Vig’s had fame on shore as well as at sea and in the icy 48th state. He was in the original cast of the Broadway musical Hairspray, nightly juggling the roles of the TV studio head, the high school principal, the dress shop owner, a security guard, and the flasher from the opening song. He also understudied several of the other roles. While he never had to go on as Edna Turnblad—both Harvey Feirstein and Michael McKean never missed a performance, he did play Wilbur Turnblad for a few weeks.

So Vig never got to wear the dress in Hairspray. He’ll be living vicariously, then, through Sinthea Starr’s antics this weekend.

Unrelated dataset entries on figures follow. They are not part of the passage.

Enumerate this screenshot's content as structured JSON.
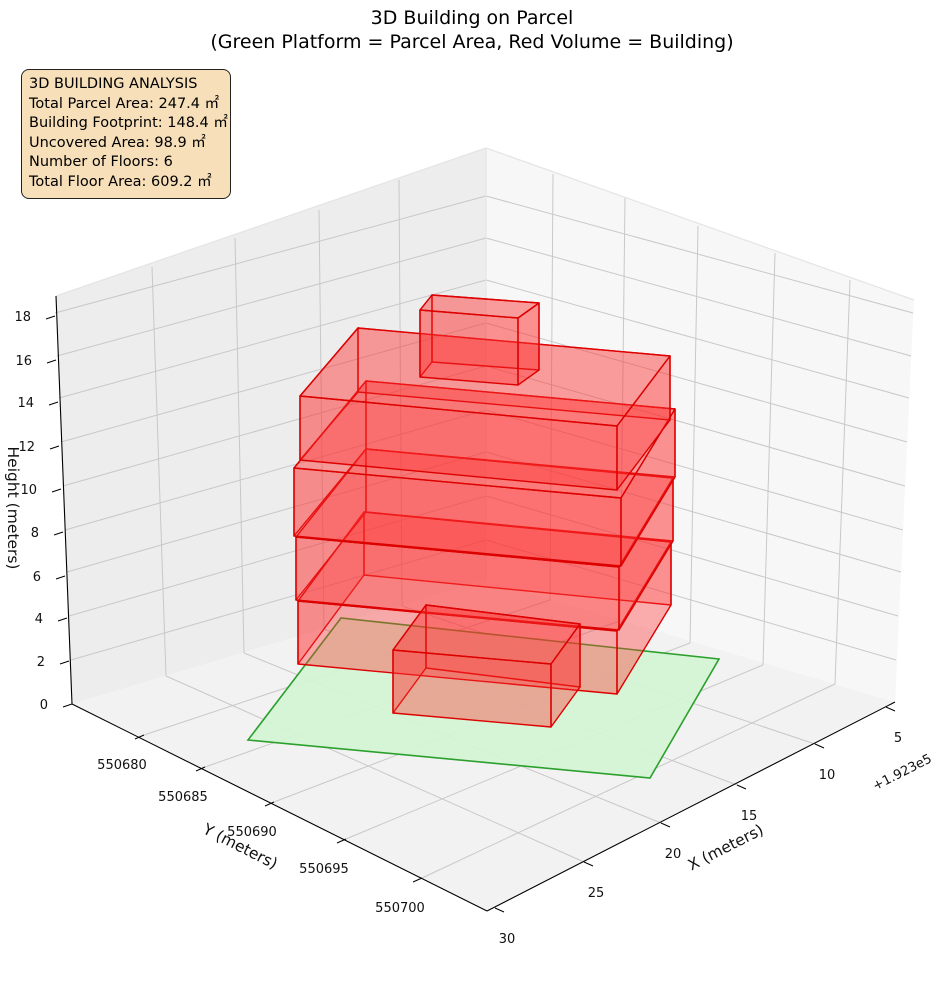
{
  "title": {
    "line1": "3D Building on Parcel",
    "line2": "(Green Platform = Parcel Area, Red Volume = Building)"
  },
  "info_box": {
    "heading": "3D BUILDING ANALYSIS",
    "lines": [
      "Total Parcel Area: 247.4 ㎡",
      "Building Footprint: 148.4 ㎡",
      "Uncovered Area: 98.9 ㎡",
      "Number of Floors: 6",
      "Total Floor Area: 609.2 ㎡"
    ]
  },
  "chart_data": {
    "type": "3d-boxes",
    "axes": {
      "x": {
        "label": "X (meters)",
        "ticks": [
          "5",
          "10",
          "15",
          "20",
          "25",
          "30"
        ],
        "offset": "+1.923e5"
      },
      "y": {
        "label": "Y (meters)",
        "ticks": [
          "550680",
          "550685",
          "550690",
          "550695",
          "550700"
        ]
      },
      "z": {
        "label": "Height (meters)",
        "ticks": [
          "0",
          "2",
          "4",
          "6",
          "8",
          "10",
          "12",
          "14",
          "16",
          "18"
        ]
      }
    },
    "grid": true,
    "colors": {
      "parcel_fill": "#d4f3d4",
      "parcel_edge": "#2ca02c",
      "building_fill": "#ff3030",
      "building_edge": "#dd0000"
    },
    "parcel": {
      "name": "Parcel Area"
    },
    "building": {
      "name": "Building",
      "floors": 6
    }
  }
}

One Response to Sinthea Starr Shines on Westville’s Lyric Hall: An Interview with Her Muse Joel Vig

  1. Bernie Kaufman

    Dear Chris, What can I say? except Thank You, Thank You and again Thank You. I have to thank Gary especially for getting us together. He said if anyone would understand exactly what I was doing, “it would be you”. You don’t know how your comments and your article helped a slightly bruised ego, thinking that I somehow failed, in some way. Life is not exactly perfect, and I always say that is why Baskins & Robbins comes in 31 favors. The show is a work in progress (we realize some changes are in order and this may not be everyone’s cup of tea, but time will tell. I am not sure that we will go further to another ventue, that is Joel’s decision but thanks again for being our champion. Bernie
    P.S. was in ny tonite for a cabaret show and Joel and I discussed the possibility of using the Lyric Hall for a reading of Truman Capote’s “A Christmas Memory” a reading he did many times with Pat Neal, this holiday season with possibly Estelle Parsons or Tammy Grimes. Will keep you in the loop.